Composer reads the reviews but tries to follow his muse (Guide Live, 15th September 2006)
Massive Attack forged a new kind of sound and won a dedicated fan base. Figuring out what to do next has been tough.
Formed in the late 1980s, the U.K. band gave hip-hop a dreamy, moody twist, slowing down the beats and adding dark, ominous noise to the background.
Some people called it "trip-hop," which was never a very good name. Massive Attack's style has never been particularly druggy or woozy; the feeling it inspires is very sharp and poignant. You could call it "melancholy-hop," but that's not a very good name, either.
The group produced three fantastic 1990s albums, each a collection of shadowy beats, whispers and torch-song vocals from female collaborators. But after the peak of the 1998 masterpiece Mezzanine, the reviews for 100th Window, the band's 2003 record, were mixed.
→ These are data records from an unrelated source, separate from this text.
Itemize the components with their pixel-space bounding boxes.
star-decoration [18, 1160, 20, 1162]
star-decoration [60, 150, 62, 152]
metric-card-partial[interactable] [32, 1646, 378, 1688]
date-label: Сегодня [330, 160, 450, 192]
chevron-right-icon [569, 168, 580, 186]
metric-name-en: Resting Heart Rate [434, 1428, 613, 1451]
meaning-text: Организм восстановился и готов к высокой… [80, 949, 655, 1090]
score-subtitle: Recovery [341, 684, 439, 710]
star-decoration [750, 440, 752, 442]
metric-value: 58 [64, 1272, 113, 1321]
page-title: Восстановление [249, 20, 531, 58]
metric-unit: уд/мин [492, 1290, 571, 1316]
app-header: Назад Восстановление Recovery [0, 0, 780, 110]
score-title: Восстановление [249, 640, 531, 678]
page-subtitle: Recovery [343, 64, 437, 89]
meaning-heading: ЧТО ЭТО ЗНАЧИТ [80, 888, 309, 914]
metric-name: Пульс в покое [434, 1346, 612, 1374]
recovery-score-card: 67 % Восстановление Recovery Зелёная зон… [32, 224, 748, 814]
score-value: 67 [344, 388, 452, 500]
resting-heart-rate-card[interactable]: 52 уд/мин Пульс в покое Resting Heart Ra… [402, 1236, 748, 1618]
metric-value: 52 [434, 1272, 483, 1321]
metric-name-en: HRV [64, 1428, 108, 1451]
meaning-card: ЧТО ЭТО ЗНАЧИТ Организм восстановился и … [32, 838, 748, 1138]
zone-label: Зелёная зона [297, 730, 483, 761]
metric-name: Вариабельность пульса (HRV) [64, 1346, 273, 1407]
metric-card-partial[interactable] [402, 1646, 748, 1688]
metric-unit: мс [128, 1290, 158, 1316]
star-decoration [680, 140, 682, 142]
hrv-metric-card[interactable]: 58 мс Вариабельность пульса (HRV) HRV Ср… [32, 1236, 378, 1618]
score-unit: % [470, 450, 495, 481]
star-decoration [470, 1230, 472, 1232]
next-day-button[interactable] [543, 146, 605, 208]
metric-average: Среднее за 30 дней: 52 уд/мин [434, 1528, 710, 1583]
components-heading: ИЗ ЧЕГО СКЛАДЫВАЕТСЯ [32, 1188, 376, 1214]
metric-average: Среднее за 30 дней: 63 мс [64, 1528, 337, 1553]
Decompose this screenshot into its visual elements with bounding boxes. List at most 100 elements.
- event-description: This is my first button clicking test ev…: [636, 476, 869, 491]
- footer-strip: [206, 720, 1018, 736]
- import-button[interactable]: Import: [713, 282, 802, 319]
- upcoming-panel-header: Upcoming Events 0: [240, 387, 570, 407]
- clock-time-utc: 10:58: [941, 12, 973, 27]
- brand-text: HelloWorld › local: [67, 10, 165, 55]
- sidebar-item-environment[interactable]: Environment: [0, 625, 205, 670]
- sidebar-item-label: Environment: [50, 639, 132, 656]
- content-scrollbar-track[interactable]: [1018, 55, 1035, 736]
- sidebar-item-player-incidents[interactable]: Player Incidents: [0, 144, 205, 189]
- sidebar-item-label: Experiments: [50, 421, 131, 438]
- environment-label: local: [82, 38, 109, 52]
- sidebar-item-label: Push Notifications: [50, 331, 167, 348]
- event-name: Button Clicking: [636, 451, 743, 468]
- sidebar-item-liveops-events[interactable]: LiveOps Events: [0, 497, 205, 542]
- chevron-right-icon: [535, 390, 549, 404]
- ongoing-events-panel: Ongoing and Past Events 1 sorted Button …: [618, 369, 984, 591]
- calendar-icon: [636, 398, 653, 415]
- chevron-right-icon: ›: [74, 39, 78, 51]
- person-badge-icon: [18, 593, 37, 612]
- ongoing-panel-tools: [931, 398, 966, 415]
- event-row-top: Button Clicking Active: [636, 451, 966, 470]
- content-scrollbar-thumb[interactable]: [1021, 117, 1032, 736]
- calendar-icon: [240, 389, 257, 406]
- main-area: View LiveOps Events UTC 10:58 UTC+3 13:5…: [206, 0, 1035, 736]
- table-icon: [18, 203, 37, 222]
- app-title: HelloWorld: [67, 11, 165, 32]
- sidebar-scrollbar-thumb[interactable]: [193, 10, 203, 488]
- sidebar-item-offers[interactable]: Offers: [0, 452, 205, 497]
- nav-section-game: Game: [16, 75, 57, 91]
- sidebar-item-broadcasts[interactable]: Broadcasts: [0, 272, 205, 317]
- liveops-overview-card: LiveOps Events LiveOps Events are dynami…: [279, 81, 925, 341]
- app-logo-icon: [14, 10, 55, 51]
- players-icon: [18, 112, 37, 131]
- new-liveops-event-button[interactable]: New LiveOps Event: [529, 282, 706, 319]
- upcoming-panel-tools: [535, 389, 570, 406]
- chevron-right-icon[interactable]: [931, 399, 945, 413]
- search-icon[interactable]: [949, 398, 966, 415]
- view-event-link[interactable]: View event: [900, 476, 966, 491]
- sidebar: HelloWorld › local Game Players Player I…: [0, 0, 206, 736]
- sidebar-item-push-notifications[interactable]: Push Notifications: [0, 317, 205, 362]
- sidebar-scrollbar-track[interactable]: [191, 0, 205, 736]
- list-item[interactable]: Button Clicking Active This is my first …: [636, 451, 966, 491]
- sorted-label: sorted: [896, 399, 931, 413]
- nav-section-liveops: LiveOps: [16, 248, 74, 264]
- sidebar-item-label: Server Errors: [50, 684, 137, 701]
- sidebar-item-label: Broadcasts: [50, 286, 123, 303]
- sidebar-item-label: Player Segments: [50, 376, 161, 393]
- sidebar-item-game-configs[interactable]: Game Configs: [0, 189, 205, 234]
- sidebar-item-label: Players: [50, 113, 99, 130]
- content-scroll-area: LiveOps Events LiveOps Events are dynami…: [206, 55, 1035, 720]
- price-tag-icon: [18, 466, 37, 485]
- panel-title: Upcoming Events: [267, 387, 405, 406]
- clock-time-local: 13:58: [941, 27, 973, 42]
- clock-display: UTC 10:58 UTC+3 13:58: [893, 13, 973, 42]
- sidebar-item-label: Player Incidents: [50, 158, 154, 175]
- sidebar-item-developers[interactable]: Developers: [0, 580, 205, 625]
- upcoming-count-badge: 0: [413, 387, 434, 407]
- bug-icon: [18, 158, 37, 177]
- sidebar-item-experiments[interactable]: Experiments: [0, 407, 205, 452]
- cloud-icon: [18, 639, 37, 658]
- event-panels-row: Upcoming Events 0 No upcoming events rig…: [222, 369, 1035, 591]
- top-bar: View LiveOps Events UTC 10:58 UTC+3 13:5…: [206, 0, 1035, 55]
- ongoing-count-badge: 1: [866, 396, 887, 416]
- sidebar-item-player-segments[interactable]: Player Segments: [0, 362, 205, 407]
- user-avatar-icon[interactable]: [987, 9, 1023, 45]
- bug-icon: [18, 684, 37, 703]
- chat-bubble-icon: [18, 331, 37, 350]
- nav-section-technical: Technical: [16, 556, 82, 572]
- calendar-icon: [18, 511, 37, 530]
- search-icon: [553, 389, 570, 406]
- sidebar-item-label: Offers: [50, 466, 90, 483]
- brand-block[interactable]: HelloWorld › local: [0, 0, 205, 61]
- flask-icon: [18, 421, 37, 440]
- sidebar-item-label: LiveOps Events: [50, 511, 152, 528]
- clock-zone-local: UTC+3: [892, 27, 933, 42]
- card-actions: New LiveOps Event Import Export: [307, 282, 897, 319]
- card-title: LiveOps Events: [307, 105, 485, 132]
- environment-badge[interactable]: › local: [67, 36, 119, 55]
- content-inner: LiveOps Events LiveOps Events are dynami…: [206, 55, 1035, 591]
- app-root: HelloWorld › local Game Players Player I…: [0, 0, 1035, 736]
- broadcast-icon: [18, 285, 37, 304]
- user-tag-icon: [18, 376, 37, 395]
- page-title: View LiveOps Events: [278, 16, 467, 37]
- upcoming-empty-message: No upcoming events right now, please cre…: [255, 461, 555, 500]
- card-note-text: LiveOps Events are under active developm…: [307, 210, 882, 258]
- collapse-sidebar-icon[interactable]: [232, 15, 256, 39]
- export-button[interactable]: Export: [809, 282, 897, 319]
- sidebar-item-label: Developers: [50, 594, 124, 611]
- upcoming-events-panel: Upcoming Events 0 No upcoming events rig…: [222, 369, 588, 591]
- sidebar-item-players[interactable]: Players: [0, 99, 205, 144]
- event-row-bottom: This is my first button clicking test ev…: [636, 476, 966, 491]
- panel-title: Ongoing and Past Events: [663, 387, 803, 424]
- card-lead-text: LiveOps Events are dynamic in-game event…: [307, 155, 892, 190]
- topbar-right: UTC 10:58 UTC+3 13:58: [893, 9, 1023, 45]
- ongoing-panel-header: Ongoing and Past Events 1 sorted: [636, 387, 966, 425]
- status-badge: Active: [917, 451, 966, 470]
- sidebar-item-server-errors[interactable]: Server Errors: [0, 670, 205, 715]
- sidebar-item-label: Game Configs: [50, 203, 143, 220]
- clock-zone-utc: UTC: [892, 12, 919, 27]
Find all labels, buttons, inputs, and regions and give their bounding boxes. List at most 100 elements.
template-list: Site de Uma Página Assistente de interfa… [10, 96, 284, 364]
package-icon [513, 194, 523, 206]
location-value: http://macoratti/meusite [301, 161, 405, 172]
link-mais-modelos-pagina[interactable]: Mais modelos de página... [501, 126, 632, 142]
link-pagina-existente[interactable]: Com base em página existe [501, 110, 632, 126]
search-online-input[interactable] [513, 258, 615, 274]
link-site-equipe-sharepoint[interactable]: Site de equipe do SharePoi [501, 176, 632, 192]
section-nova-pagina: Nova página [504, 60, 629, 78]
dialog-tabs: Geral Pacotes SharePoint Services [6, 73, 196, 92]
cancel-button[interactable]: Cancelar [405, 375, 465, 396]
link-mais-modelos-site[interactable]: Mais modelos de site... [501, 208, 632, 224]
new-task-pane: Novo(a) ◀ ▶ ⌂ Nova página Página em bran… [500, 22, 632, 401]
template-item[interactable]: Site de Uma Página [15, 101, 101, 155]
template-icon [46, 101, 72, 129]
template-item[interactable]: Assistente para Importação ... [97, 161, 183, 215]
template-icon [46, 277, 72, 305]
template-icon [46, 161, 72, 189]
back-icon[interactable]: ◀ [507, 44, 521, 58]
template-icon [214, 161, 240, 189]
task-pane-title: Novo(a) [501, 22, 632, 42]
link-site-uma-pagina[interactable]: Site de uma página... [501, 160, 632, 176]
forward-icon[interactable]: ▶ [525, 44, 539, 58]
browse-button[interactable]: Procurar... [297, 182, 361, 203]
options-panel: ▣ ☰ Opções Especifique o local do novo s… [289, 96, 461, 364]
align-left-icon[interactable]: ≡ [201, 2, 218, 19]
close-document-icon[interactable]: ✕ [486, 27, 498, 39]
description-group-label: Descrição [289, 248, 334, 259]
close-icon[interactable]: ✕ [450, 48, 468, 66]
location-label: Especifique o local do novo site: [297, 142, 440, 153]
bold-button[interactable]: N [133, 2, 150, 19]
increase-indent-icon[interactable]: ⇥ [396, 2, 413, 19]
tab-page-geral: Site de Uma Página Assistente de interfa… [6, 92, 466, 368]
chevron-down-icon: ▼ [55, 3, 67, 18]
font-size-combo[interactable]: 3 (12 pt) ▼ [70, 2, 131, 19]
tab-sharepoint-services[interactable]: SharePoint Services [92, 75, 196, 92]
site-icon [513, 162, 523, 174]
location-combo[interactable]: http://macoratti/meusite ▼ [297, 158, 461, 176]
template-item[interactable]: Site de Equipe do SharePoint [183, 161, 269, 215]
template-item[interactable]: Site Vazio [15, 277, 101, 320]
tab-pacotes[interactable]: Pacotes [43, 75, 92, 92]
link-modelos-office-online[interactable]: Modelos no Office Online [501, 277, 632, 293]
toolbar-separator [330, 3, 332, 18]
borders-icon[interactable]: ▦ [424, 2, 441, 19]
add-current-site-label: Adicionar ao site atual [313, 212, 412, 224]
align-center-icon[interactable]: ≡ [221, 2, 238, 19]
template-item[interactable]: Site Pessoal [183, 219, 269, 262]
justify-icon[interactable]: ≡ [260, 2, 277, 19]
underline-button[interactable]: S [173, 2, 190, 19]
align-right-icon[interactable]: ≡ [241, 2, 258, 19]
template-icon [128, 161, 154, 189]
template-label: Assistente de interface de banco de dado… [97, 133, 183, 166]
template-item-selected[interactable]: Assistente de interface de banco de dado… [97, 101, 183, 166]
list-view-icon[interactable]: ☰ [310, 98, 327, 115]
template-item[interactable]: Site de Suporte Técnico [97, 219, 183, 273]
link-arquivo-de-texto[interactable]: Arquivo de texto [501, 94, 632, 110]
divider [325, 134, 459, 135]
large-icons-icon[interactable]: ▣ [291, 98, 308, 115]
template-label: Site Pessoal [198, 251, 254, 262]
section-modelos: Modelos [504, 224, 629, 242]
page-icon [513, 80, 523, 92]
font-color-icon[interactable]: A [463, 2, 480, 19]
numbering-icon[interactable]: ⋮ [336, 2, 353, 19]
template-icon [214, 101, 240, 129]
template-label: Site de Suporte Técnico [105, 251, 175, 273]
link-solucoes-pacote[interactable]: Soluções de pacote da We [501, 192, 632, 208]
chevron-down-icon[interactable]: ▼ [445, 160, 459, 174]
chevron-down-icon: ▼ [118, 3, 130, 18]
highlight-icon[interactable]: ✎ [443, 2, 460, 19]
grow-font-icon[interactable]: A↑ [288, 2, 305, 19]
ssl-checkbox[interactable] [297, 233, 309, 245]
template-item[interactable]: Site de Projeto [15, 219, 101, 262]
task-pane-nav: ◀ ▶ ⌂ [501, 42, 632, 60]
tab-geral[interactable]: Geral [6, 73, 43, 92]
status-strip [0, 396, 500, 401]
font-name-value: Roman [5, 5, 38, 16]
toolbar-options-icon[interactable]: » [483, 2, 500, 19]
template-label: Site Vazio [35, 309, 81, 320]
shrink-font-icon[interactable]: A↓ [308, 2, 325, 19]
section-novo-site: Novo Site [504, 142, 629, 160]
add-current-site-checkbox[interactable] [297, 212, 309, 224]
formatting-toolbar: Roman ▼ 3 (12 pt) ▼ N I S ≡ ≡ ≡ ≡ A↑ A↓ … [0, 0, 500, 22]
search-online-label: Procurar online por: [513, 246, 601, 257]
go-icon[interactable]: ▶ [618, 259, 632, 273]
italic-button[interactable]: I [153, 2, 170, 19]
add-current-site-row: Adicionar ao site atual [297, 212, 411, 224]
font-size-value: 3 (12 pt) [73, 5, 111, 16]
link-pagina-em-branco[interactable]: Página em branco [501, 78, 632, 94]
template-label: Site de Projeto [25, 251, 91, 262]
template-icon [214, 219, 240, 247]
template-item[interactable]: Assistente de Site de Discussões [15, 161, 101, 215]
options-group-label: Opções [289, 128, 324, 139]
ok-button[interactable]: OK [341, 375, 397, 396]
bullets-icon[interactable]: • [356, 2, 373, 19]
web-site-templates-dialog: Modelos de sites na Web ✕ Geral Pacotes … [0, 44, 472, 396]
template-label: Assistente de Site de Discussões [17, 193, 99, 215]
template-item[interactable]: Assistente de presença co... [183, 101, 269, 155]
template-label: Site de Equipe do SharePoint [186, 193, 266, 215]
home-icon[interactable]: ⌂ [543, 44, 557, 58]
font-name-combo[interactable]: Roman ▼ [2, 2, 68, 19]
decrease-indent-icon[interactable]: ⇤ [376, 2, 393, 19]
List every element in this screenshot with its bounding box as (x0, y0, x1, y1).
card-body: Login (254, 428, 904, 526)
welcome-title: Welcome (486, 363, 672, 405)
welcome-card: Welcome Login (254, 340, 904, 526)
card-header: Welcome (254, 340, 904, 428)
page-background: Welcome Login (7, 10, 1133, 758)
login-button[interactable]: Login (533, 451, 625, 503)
Spin magazine called it a "masterpiece of haunted sonics," while Billboard found it "emotionless and soulless." Massive Attack's music has always had a hard, steely exterior, but critics seemed to think the band was losing its hint of human warmth.
Typically, artists facing negative reviews say they follow their own muse and don't read the critics. But Robert Del Naja, who composes Massive Attack's music with Grant Marshall, can't ignore what people say about his work.
"No one wants to, but everyone does" read their reviews, he says in a phone interview. "It's the same thing as when a friend calls on their mobile phone from their pocket. They're walking and talking, and sometimes the messages are two to three minutes long, and you listen out of morbid curiosity. With a review, if you see it, you're going to read it."
Mr. Del Naja is proud of 100th Window. But some writers had legitimate criticisms of the album, he says.
"I read bad reviews and good reviews. I'm not going to take one over the other," he says. "I may even laugh with them."
A brush with the law in 2003 steeled Mr. Del Naja against the whims of public perception. He was arrested in the U.K. on suspicion of downloading child pornography. He vehemently denied the charge, and police dropped the case soon after.
It was a horrible ordeal, but something interesting happened.
Normally, people act with a certain formality when they know they're around a famous person, he says. But the legal entanglement changed how everyday people treated him.
"At the time, when I was going out and about meeting people, there was definitely an element of people talking in a direct and honest way, people speaking their mind," he says. "People often aren't honest with you. It takes something severe for people to be real honest and say what they mean."
Mr. Del Naja has been working this summer on Massive Attack's next record, tentatively titled Weather Underground. As he composes and produces, he's mindful of what people will think of the music, he says. But he tries to go with his gut.
"There's a subtle consciousness about it," he says. "You know whether something is interesting or exciting. You have to have this feeling that it's titillating you, that it's turning you on."
How will the new record sound?
"We've got a lot of things we want to do, a lot of interesting tracks," he says. "There's a moment when you're recording when you find an angle for a record. We're still working for the angle on this one."